Should you feel at the end of this
post that I didn’t work hard enough to find a more tellingly appropriate title,
let me stop you right here and assert that you’ve got it all wrong. “Black and
white” is not about the skin colour of the main protagonists of the Essie Mae
Washington-Williams’ book, Dear Senator A
Memoir by the Daughter of Strom Thurmond (Regan Books, New York, 2005). Far
from it. It’s about the joyous discovery that we can read in black and white
the strange tale of an always-under-the-wraps filial relationship. I am
particularly impressed by the restraint, tolerance and sense of humour of the
story teller – Strom Thurmond’s out-of-wedlock first-born daughter – while telling
us what is mostly a sad tale beginning with a common-law wife’s rejection by her
Southern aristocratic husband and finding a closure in her daughter being publicly
accepted by her father’s family.

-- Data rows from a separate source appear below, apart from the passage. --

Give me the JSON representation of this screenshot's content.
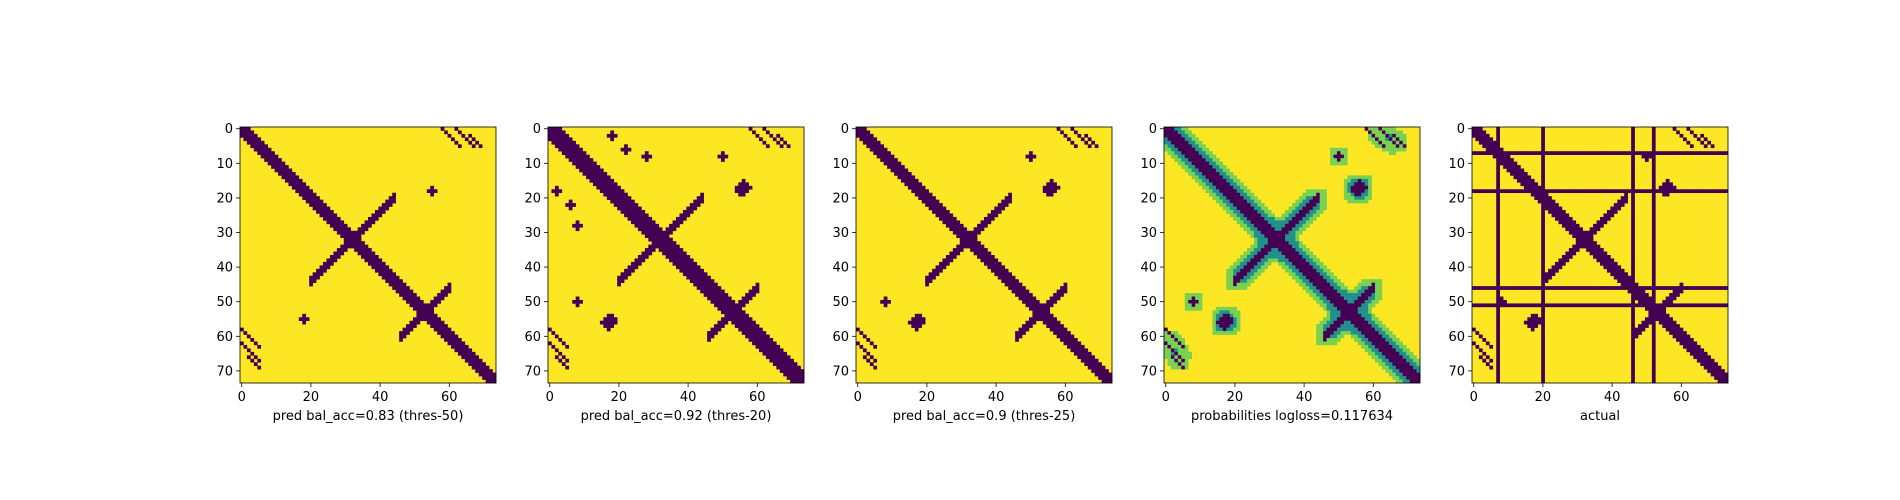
{
  "colors": {
    "dark": "#440154",
    "light": "#fde725",
    "mid": "#21918c",
    "midlight": "#7ad151",
    "teal": "#2a788e"
  },
  "chart_data": [
    {
      "type": "heatmap",
      "title": "",
      "xlabel": "pred bal_acc=0.83 (thres-50)",
      "ylabel": "",
      "size": 74,
      "xticks": [
        0,
        20,
        40,
        60
      ],
      "yticks": [
        0,
        10,
        20,
        30,
        40,
        50,
        60,
        70
      ],
      "variant": "pred50",
      "description_values": "binary contact map, diagonal band plus off-diagonal contacts"
    },
    {
      "type": "heatmap",
      "title": "",
      "xlabel": "pred bal_acc=0.92 (thres-20)",
      "ylabel": "",
      "size": 74,
      "xticks": [
        0,
        20,
        40,
        60
      ],
      "yticks": [
        0,
        10,
        20,
        30,
        40,
        50,
        60,
        70
      ],
      "variant": "pred20"
    },
    {
      "type": "heatmap",
      "title": "",
      "xlabel": "pred bal_acc=0.9 (thres-25)",
      "ylabel": "",
      "size": 74,
      "xticks": [
        0,
        20,
        40,
        60
      ],
      "yticks": [
        0,
        10,
        20,
        30,
        40,
        50,
        60,
        70
      ],
      "variant": "pred25"
    },
    {
      "type": "heatmap",
      "title": "",
      "xlabel": "probabilities logloss=0.117634",
      "ylabel": "",
      "size": 74,
      "xticks": [
        0,
        20,
        40,
        60
      ],
      "yticks": [
        0,
        10,
        20,
        30,
        40,
        50,
        60,
        70
      ],
      "variant": "prob"
    },
    {
      "type": "heatmap",
      "title": "",
      "xlabel": "actual",
      "ylabel": "",
      "size": 74,
      "xticks": [
        0,
        20,
        40,
        60
      ],
      "yticks": [
        0,
        10,
        20,
        30,
        40,
        50,
        60,
        70
      ],
      "variant": "actual",
      "line_rows": [
        7,
        18,
        46,
        51
      ],
      "line_cols": [
        7,
        20,
        46,
        52
      ]
    }
  ]
}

Essie Mae did not betray the “state secret” of
her politician father until after his death at the ripe old age of 100 − for
nearly eight decades, to wit. What’s more, it took a lot of prodding from her
family and friends, the way she tells it, to finally persuade her to quit the
closet. Her life story seems straight out of a sudsy soap opera made on a fairly
generous budget. What impressed me most is the way the book encapsulates the history
of the emancipation of African-Americans and their integration in the main
stream in the 20th century – the civil rights movement, in other
words − along with the pertinent Civil War background (including the Jim Crow “separate
but equal” era highlights) without interfering with the main, poignant narrative.
An unusual and rewarding read and an insightful document of immense societal significance,
I vouch. And, to think that I managed to sniff it out from the pile of books at
the Strand Bookstall’s Rock Bottom Sale for a mere fifty rupees! (P.S.: A lot
of the credit for the enchanting and languidly elegant style and the lucid and logically
organised flow of the narrative of this excellent memoir, I guess, belongs to
the “as-told-to” collaborator and scribe, William Stadiem.)